Nel suo rapporto annuale, Reporter Senza Frontiere denuncia che tra il 1° dicembre 2024 e il 1° dicembre 2025 sono stati uccisi 67 giornalisti in tutto il mondo a causa del loro lavoro di cronaca.
Si tratta di un numero in aumento rispetto all’anno precedente, segno che per molti professionisti dell’informazione fare il proprio mestiere significa esporsi a rischi mortali.
I teatri più pericolosi
La zona della Striscia di Gaza emerge come la più letale: quasi la metà delle vittime (circa il 43%) sono state uccise lì, in particolare durante i conflitti intensi e gli attacchi delle forze armate.
Altre aree di elevato pericolo includono zone di guerra, territori controllati da milizie o criminalità organizzata, dove chi tenta di documentare eventi, violazioni o abusi è spesso preso di mira.
RSF denuncia che il 79% dei giornalisti uccisi lo è stato a causa di conflitti armati o per mano di gruppi criminali, non per “incidenti”, ma come risultato di attacchi deliberati.
Oltre le morti: repressione, detenzioni e obblighi di silenzio
Il rapporto di RSF del 2025 evidenzia che la tragedia non si limita ai giornalisti uccisi. Oltre 500 giornalisti nel mondo risultano attualmente in carcere, molti in paesi dove la libertà di stampa è gravemente limitata.
Numerosi reporter sono scomparsi o risultano dispersi in paesi in guerra o sotto regimi repressivi, una situazione che testimonia come la minaccia alla stampa libera sia diffusa e sistemica.
In questo contesto, RSF afferma con forza che “i giornalisti non muoiono: vengono uccisi”, evidenziando l’intenzionalità degli attacchi e la gravità della situazione per chi cerca di raccontare i fatti.

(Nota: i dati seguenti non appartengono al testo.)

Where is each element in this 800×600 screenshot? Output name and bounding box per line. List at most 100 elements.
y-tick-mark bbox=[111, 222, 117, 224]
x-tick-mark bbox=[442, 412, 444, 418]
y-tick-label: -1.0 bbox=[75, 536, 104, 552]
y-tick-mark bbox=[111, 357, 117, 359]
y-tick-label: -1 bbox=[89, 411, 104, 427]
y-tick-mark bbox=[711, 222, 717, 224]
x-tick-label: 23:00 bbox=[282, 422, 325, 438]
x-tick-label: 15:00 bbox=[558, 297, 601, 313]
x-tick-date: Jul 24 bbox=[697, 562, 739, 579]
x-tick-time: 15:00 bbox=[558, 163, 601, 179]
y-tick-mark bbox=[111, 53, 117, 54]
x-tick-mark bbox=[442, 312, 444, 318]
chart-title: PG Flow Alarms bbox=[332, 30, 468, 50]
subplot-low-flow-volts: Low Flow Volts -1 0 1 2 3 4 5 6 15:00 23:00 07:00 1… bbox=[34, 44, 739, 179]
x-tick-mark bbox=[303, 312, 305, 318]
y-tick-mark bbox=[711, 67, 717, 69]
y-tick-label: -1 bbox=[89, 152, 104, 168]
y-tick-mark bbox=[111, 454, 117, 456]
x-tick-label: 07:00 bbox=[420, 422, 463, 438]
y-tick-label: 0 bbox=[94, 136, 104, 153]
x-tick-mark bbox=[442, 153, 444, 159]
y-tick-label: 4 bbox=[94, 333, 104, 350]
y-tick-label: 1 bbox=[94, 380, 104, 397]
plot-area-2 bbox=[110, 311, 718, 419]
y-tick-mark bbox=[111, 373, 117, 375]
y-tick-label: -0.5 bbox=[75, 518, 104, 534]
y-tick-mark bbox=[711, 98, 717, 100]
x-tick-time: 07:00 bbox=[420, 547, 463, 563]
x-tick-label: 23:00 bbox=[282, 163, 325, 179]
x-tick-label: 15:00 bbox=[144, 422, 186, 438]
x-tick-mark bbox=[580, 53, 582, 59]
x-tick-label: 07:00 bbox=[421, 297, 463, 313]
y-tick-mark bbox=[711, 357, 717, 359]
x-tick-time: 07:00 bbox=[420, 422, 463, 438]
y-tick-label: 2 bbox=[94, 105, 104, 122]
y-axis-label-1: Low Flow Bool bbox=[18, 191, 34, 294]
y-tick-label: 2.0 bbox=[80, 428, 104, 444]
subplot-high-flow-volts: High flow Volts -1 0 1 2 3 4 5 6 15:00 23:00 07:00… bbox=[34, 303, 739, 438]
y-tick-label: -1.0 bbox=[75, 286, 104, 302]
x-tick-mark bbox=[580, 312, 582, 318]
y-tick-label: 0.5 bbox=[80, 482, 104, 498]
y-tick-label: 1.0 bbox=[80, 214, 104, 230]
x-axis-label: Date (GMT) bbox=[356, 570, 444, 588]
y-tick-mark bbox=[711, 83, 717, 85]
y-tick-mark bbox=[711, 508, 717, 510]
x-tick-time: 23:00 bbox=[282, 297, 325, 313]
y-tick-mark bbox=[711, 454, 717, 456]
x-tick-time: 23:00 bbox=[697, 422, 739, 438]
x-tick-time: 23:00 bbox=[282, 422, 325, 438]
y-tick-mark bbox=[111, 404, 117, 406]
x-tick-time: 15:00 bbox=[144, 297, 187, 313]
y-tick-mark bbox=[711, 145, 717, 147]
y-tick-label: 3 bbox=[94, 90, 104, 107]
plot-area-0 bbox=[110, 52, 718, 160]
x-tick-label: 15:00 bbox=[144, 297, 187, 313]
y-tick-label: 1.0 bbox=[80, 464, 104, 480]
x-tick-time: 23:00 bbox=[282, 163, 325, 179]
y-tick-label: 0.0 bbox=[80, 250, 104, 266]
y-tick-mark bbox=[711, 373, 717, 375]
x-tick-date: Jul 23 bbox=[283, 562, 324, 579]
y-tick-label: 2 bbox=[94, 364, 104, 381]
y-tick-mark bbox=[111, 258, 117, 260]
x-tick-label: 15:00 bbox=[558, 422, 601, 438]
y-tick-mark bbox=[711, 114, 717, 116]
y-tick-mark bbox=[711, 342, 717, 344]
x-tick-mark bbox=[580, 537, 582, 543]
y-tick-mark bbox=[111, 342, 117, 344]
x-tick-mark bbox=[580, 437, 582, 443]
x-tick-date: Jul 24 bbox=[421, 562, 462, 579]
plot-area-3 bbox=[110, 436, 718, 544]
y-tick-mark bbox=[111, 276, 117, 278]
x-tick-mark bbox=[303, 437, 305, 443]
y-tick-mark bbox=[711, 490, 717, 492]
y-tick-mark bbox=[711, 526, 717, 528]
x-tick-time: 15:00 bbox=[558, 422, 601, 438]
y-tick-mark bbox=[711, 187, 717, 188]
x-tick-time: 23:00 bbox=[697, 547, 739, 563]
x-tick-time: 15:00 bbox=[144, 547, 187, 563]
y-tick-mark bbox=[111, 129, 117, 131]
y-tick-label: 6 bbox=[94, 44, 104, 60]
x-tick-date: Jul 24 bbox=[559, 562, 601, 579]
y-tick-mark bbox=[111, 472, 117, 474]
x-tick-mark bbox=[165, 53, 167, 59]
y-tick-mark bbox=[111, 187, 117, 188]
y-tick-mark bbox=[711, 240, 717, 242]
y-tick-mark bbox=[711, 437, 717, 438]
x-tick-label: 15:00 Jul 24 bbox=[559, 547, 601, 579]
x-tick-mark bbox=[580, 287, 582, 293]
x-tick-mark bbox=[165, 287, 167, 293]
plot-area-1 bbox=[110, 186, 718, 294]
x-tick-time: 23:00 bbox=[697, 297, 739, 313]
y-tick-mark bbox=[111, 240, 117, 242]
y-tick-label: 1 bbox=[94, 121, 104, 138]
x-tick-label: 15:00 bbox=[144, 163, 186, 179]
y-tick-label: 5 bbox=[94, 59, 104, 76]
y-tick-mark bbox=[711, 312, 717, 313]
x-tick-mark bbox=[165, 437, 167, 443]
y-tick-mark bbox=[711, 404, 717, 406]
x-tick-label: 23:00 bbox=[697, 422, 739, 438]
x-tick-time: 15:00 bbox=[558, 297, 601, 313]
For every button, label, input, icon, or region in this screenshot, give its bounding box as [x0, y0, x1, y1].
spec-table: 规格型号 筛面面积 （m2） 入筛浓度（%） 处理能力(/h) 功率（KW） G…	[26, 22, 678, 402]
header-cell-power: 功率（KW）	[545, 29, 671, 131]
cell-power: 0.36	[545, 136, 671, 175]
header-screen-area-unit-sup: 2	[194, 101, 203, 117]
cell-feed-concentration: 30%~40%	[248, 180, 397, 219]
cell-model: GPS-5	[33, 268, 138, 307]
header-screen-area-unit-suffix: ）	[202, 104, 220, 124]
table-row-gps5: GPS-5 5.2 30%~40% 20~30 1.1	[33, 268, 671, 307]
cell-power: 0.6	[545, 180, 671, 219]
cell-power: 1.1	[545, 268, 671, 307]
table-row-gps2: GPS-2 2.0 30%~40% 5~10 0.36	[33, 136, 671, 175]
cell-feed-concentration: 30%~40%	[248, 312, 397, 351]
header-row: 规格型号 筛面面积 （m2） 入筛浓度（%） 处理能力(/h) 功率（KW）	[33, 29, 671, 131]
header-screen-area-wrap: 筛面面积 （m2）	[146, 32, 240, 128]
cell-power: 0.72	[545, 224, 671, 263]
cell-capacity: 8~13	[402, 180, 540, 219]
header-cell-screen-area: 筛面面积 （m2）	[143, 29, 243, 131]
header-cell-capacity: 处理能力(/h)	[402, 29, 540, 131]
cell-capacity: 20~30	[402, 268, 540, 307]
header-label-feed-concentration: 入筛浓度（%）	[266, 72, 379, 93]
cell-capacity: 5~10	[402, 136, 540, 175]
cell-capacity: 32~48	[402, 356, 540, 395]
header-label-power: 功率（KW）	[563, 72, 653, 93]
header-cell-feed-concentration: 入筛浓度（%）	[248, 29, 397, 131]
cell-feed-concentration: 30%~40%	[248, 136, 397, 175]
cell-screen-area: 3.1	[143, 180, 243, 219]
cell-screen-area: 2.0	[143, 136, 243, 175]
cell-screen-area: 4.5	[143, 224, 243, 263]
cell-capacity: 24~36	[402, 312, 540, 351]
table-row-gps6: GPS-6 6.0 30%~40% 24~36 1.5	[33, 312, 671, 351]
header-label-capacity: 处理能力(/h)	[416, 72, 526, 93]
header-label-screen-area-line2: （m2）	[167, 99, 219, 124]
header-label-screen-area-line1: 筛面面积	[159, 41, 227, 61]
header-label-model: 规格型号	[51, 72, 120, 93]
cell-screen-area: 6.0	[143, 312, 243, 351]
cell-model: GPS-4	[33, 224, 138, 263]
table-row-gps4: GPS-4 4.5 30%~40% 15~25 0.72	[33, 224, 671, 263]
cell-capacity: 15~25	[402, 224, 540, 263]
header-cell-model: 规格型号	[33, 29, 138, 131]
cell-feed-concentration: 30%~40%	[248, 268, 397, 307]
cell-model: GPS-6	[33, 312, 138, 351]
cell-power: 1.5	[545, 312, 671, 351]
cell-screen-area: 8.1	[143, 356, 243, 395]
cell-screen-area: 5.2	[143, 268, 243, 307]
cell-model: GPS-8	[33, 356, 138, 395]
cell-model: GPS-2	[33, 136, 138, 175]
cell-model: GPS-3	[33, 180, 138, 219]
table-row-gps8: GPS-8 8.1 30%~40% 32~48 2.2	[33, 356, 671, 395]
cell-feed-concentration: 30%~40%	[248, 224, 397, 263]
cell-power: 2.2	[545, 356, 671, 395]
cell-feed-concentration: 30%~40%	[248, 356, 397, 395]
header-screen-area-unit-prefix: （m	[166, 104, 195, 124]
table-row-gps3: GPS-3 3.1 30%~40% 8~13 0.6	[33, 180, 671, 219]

Questo bilancio 2025 rappresenta un segnale d’allarme globale sulla crescente pericolosità del lavoro giornalistico. Le implicazioni sono molte: la riduzione dell’informazione indipendente e obiettiva, soprattutto da zone di guerra o dagli scenari più difficili; ma anche la paura e autocensura, da parte del giornalisti e delle redazioni, che può portare a un impoverimento del pluralismo dell’informazione. Uno scenario che rischia di aumentare l’impunità: quando chi uccide giornalisti non viene perseguito, il rischio si moltiplica e il diritto di conoscere è minacciato.